In New York State, mortality from COVID-19 is disproportionately higher for MPC than for White people. Recent statistics tell the story. As of September 6, 2020, MPC and Hispanic or Latino people made up 14% and 19%, respectively, of the population in New York State. However, MPC comprised 25% of total deaths due to COVID-19, and Hispanic or Latino people comprised 27% of these deaths in New York State. In contrast White people, who made up 56% of the population in New York State, accounted for 34% of the deaths.7
To comprehend the disproportionate toll of COVID-19 in the lives of MPC, we can also examine statistics from Georgia. A CDC report on eight hospitals in Atlanta, Georgia in March 2020 revealed that an excessive number of hospitalized patients with COVID-19 were MPC:8
- 83.2% MPC
- 10.8% White
- 3.4% Hispanic
- 2.7% Asian or Pacific Islander.
The US Census Bureau provides context to the percentages of patients hospitalized with COVID-19 in Atlanta, Georgia. The Census Bureau reports population estimates from July 2019 as follows: Whites comprise 40.9%, while MPC account for 51% of the population of Atlanta. Asian or Pacific Islander individuals account for 4.4% and Hispanic or Latino individuals make up 4.3% of the Atlanta population.9
The facts are clear: MPC are hospitalized more frequently than other racial or ethnic groups. The reasons are complex, but it appears that social determinants of health, such as housing, access to healthcare, education, employment, and comorbidities, are at least partly responsible.
It is important for nurses in all settings to be aware of how a patient's physical and social setting affects health outcomes. For example, a nurse may assess that a patient who has been educated to walk for exercise has not done so. Further discussion reveals that the patient lives in an unsafe neighborhood with an equally unsafe park. With this awareness, the nurse can work with the patient and healthcare team to determine an alternate exercise regimen, thus improving the patient's health outcomes.
A patient's ability to afford medications is another important factor. Do we label patients who have not taken their medications “noncompliant” or do we assess why they have not taken their medications? If the nurse determines that a patient cannot afford prescribed medications, the nurse can then intervene, involving the healthcare team to help the patient get the appropriate medications, thus improving that patient's health outcomes.

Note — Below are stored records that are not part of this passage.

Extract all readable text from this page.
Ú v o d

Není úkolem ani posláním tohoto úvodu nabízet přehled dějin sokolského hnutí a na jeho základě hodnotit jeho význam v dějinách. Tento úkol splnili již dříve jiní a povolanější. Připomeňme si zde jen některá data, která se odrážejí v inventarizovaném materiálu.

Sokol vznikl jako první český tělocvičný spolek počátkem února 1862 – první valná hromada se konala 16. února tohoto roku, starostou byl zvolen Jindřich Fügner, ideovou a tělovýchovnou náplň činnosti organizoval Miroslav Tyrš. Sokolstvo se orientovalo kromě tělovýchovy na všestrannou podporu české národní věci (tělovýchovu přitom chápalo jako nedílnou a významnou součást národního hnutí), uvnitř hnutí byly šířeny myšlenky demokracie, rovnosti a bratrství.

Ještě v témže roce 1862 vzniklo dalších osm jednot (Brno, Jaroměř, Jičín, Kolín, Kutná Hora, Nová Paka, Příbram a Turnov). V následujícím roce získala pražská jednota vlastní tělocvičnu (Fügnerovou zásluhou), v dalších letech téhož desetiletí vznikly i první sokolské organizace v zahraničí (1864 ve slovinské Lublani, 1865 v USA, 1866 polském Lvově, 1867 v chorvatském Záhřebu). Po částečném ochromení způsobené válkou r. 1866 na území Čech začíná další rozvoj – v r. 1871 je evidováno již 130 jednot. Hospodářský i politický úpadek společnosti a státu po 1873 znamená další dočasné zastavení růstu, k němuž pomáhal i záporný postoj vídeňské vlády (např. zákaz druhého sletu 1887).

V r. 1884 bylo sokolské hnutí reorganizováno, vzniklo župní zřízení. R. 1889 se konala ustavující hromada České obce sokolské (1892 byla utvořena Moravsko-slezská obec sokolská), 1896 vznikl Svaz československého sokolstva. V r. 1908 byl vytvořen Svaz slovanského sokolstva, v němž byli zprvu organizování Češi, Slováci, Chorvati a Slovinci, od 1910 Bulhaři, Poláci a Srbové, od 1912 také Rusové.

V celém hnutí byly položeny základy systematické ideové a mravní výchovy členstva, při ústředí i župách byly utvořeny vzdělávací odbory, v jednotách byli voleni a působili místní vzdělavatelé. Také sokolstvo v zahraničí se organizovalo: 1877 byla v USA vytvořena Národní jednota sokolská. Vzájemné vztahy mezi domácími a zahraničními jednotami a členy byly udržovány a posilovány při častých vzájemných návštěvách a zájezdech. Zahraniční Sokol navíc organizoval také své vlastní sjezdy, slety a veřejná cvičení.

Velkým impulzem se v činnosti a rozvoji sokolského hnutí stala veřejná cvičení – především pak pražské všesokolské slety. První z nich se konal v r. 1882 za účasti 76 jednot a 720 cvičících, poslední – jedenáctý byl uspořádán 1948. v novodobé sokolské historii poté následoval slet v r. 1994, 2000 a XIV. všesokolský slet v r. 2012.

Let us explore how social determinants of health are related to certain populations becoming ill with COVID-19.
Consider where people live and play
Where people live is one of the social determinants of health that may affect people during the pandemic, when social distancing is recommended. Maintaining a distance of at least six feet from others and staying away from people who may be sick or infected with SARS-CoV-2 is recommended by the CDC to prevent disease spread.10 According to the CDC, MPC are more likely to live in closely packed or populous areas compared with their White counterparts, increasing the chance for spread of SARS-CoV-2.11 Social distancing may not be easy for residents of densely populated areas.
Many MPC live in residentially segregated areas that may be less desirable than White neighborhoods.12 Residential segregation of MPC has been a multifaceted issue since the mid-1800s.13 Two reasons for residential segregation include governmental racism and active segregation over the past 170 years.12
MPC have historically been denied access to White neighborhoods because White society viewed MPC in a negative light and did not want to associate with these individuals.12 In the 1920s, governmental racism and active segregation was demonstrated by the creation of federal and local laws prohibiting MPC from owning or renting certain properties. Furthermore, throughout the 20th century, threats of violence were made toward MPC by others if they purchased housing in an area considered to be a “White neighborhood.”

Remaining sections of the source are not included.